We present a new set of global and local sea‐level projections at example tide gauge locations under the RCP2.6, RCP4.5, and RCP8.5 emissions scenarios. Compared to the CMIP5‐based sea‐level projections presented in IPCC AR5, we introduce a number of methodological innovations, including (i) more comprehensive treatment of uncertainties, (ii) direct traceability between global and local projections, and (iii) exploratory extended projections to 2300 based on emulation of individual CMIP5 models. Combining the projections with observed tide gauge records, we explore the contribution to total variance that arises from sea‐level variability, different emissions scenarios, and model uncertainty. For the period out to 2300 we further breakdown the model uncertainty by sea‐level component and consider the dependence on geographic location, time horizon, and emissions scenario. Our analysis highlights the importance of local variability for sea‐level change in the coming decades and the potential value of annual‐to‐decadal predictions of local sea‐level change.
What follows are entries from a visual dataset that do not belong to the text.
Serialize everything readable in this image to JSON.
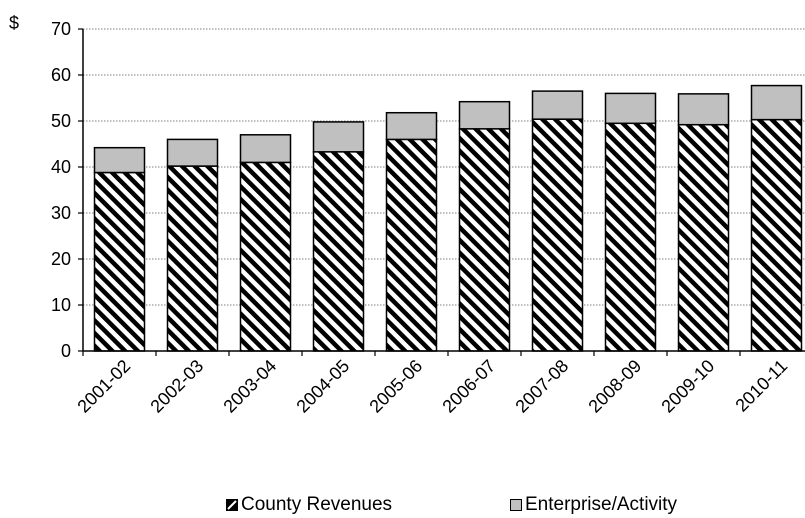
{
  "chart_data": {
    "type": "bar",
    "stacked": true,
    "ylabel": "$",
    "ylim": [
      0,
      70
    ],
    "yticks": [
      0,
      10,
      20,
      30,
      40,
      50,
      60,
      70
    ],
    "grid": true,
    "legend_position": "bottom",
    "categories": [
      "2001-02",
      "2002-03",
      "2003-04",
      "2004-05",
      "2005-06",
      "2006-07",
      "2007-08",
      "2008-09",
      "2009-10",
      "2010-11"
    ],
    "series": [
      {
        "name": "County Revenues",
        "values": [
          38.8,
          40.2,
          41.0,
          43.3,
          46.0,
          48.3,
          50.4,
          49.5,
          49.2,
          50.3
        ],
        "color": "#000000",
        "pattern": "diagonal-hatch"
      },
      {
        "name": "Enterprise/Activity",
        "values": [
          5.4,
          5.8,
          6.0,
          6.5,
          5.8,
          5.9,
          6.1,
          6.5,
          6.7,
          7.4
        ],
        "color": "#c0c0c0"
      }
    ]
  }
}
Projections to 2300 show a substantial degree of committed sea‐level rise under all emissions scenarios considered and highlight the reduced future risk associated with RCP2.6 and RCP4.5 compared to RCP8.5. Tide gauge locations can show large ( > 50%) departures from the global average, in some cases even reversing the sign of the change. While uncertainty in projections of the future Antarctic ice dynamic response tends to dominate post‐2100, we see substantial differences in the breakdown of model variance as a function of location, time scale, and emissions scenario.